Plein de grâce et sans cuirasse, le vélo augmente notre forme, accentue nos formes imparfaites et nos inclinaisons intérieures : notre nature ! Moteur (de recherche) intuitif de notre propre existence, terrestre et céleste, il nous transporte au propre comme au figuré, avec une efficience énergétique inégalée, plus élevée que celle du martinet ou du saumon. L’élégance de l’antilope. Le vélo symbolise le développement prometteur et durable et rétablit une cohérence au milieu du chaos. Il simplifie la vie et réenchante le monde. N’empruntant le paysage pour ne lui abandonner que notre sueur, il lui restitue son silence et son air pur. Un coup de guidon et le monde se renverse. Un nid-de-poule, un chauffard, un coup de pompe ou une irruption volcanique et le monde nous renverse.

Voyager à deux-roues, c’est oser le grand dehors, vivre aux antipodes d’un statique Ballenberg, d’un frileux réduit national, du sentiment diffus de rester en rade, à Genève et son brouillard d’hiver. L’instinct contre la « raison ». Notre vulnérabilité devient alors notre force. Foin de suissitude, nous sommes tous des riverains du monde, frontaliers de notre destinée, centrifugés de la révolution terrestre.

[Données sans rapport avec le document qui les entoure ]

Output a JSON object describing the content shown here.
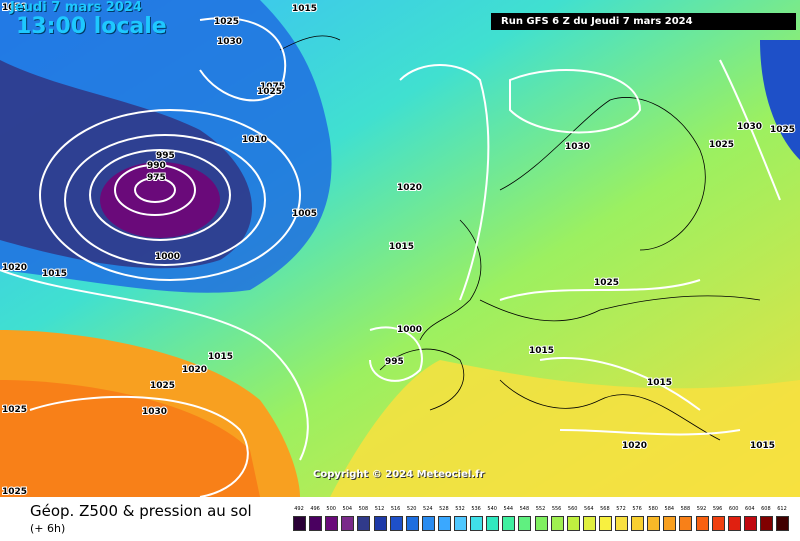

Le monde ne se laisse pas mettre en pièces, ni en cartes ou en poche – tristes frontières ! Et le voyage est un chemin, sans cheminée ni parchemin. Rien de tel qu’un vélo pour palper, bien au-delà de leurs différences, l’insondable unité des hommes. 10’000 ans de sédentarisme n’ont pas réussi à dompter la vraie nature de l’homo sapiens devenu cycliste bi-centenaire : le mouvement. Car notre nature profonde est de tourner comme notre bonne vieille planète. Et peut-être bien que le seul moyen de ne pas perdre son temps, c’est tout simplement de le prendre. Ce n’est donc pas de la réalité augmentée ou d’un monde soudainement arpenté qu’il s’agirait d’inventer, mais d’homme émerveillé, à retrouver comme l’achèvement absolu de la pensée. In vélo véritas.Le vélo sauvera le monde 2

Et pour celles et ceux qui habitent Genève:

La philosophie prend au sérieux la bicyclette, pas la politique. Il nous la faudrait impérativement l’ambition sans limite… pour développer une politique en faveur du vélo. Celle de chaque citoyen, mais aussi celle démesurée d’un M le Maudet. Fin 2010, une action coup de poing de la police genevoise verbalisa 350 cyclistes. Pierre Maudet, aujourd’hui encore « Conseiller de l’Etat » à Abou Dhabi et à bout d’amis, alors Conseiller administratif, justifia cette action en qualifiant ceux-ci de « cycloterroristes », désastreuse appellation d’origine incontrôlable. N’ayant tourné sa langue que six fois dans sa bouche et non content de criminaliser les cyclistes, il récidiva le 22 novembre de la même année sur les ondes de La Première en évoquant aussi les « cyclokamikazes » la race des pédaleurs qui selon sa propre définition, circulent la nuit sans lumière. Combien même la bicyclette a été utilisée par de véritables poseurs de bombes, souvent suicidaires, en Afghanistan, en Inde, au Pakistan, en Irak, en Turquie ou au Yémen, ceux-ci ne furent pourtant jamais affublé du terme de « cycloterroristes » – un mot d’ailleurs toujours inconnu au dictionnaire…Le vélo sauvera le monde 6

D’autres s’adonnèrent à cette vindicte populiste contre ces tout désignés « talibans du vélo ». Ainsi, le 24 juillet 2013, Le Matin titrait : « Il déclare la guerre aux cyclistes (…) ». Ralf Latina, un ex-prof de maths genevois (…) a même failli utiliser son spray au poivre contre l’un d’eux (…) ! Le 27 juin 2014, Camille Pascal, l’ancienne plume de Nicolas Sarkozy, après avoir été bousculé par un cycliste, vitupéra dans Valeurs actuelles,: «  Le vélo n’est plus un moyen de locomotion, il est désormais un signe identitaire, un choix politique. Hier il était un sport, aujourd’hui il incarne une idéologie totalitaire et en cela il est devenu très dangereux ». Incendiaire, il poursuivit: « Le piéton n’est que de la piétaille aux yeux de ces nouveaux chevaliers du bitume, pire peut-être, car celui-ci voit derrière chaque piéton un automobiliste honteux qui rase certainement les murs pour aller récupérer sa voiture. Le cycliste a désormais la préséance et partout il faut lui céder le pas sous peine d’être traité comme un ennemi déclaré de la couche d’ozone. (…) ».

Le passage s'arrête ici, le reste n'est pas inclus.